Conforming to this specification is a nuisance when the “constant”
value is only constant under some weaker test like string=
or
equal
.
It's especially annoying because, in SBCL, defconstant
takes
effect not only at load time but also at compile time, so that just
compiling and loading reasonable code like
(defconstant +foobyte+ '(1 4))
runs into this undefined behavior. Many implementations of Common Lisp try to help the programmer around this annoyance by silently accepting the undefined code and trying to do what the programmer probably meant.

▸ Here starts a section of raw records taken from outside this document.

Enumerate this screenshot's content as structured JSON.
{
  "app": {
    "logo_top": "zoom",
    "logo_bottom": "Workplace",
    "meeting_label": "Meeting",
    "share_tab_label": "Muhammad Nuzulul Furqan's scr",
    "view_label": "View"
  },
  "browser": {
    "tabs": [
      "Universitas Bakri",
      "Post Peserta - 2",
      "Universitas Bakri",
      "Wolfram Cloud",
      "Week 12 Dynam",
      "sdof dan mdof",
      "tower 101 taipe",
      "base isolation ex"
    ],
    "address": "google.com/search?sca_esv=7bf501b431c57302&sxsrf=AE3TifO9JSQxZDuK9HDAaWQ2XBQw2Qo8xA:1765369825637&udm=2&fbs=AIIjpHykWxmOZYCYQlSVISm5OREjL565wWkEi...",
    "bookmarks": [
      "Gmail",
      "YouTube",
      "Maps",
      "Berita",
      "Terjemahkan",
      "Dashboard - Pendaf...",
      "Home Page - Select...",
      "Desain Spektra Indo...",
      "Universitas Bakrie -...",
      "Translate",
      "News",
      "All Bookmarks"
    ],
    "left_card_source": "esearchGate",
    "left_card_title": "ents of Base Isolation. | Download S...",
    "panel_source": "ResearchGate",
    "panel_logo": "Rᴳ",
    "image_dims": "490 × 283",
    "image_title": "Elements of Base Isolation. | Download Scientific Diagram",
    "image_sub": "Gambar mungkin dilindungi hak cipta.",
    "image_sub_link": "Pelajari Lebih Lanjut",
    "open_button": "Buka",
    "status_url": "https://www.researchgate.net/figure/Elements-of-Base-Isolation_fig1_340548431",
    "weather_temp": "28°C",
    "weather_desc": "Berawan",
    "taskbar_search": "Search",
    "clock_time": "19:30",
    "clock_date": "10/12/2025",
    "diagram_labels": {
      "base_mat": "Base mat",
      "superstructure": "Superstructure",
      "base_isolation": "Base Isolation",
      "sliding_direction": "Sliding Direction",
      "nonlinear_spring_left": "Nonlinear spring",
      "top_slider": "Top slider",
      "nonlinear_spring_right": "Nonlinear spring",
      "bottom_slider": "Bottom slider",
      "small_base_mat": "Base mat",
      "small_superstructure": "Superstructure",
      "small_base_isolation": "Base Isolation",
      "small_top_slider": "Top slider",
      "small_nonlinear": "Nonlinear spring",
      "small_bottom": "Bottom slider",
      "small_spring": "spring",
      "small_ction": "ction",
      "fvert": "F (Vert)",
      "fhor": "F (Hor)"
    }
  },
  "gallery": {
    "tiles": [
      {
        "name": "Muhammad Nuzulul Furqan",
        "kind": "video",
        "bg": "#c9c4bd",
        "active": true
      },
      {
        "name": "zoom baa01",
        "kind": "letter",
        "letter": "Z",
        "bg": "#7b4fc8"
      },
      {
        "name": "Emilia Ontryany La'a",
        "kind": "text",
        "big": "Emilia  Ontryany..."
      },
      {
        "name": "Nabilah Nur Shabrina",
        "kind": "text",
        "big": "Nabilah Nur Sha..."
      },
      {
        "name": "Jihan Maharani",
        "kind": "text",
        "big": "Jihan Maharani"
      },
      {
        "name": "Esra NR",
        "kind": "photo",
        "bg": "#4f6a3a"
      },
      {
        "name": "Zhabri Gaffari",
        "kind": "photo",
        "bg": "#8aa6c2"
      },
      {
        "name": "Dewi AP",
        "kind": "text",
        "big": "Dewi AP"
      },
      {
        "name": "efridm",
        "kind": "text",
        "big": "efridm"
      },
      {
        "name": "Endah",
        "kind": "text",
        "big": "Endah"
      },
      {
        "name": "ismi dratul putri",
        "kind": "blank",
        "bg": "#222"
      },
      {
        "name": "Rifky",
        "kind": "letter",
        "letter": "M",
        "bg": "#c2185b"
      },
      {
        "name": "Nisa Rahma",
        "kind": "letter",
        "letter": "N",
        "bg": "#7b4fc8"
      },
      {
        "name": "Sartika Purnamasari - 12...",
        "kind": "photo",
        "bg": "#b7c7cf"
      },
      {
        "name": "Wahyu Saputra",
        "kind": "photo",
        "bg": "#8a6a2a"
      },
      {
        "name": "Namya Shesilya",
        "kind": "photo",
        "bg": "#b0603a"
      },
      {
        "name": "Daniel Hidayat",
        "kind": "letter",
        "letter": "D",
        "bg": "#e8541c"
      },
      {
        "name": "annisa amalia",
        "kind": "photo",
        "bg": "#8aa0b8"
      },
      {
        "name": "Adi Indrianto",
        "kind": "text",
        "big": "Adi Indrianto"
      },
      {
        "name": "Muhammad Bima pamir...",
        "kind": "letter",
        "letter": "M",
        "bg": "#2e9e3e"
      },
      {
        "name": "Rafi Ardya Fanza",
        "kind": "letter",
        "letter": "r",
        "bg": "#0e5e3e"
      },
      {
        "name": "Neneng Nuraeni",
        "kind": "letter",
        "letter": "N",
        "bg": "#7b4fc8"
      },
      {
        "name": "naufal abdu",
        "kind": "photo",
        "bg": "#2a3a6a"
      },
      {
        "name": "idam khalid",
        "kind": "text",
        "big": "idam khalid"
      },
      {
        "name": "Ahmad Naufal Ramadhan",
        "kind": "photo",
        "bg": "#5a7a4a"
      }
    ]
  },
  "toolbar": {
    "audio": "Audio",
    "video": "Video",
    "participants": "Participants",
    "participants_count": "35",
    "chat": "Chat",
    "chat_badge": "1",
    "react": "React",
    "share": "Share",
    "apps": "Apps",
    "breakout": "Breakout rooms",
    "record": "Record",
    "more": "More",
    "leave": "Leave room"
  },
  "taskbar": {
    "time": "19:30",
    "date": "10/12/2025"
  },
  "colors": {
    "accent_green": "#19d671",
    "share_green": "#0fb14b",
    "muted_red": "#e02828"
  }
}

SBCL instead treats the undefined behavior as an error. Often such
code can be rewritten in portable ANSI Common Lisp which has the
desired behavior. E.g., the code above can be given an exactly defined
meaning by replacing defconstant
either with
defparameter
or with a customized macro which does the right
thing, eg.
(defmacro define-constant (name value &optional doc) `(defconstant ,name (if (boundp ',name) (symbol-value ',name) ,value) ,@(when doc (list doc))))
or possibly along the lines of the defconstant-eqx
macro used
internally in the implementation of SBCL itself. In circumstances
where this is not appropriate, the programmer can handle the condition
type sb-ext:defconstant-uneql
, and choose either the
continue or abort restart as appropriate.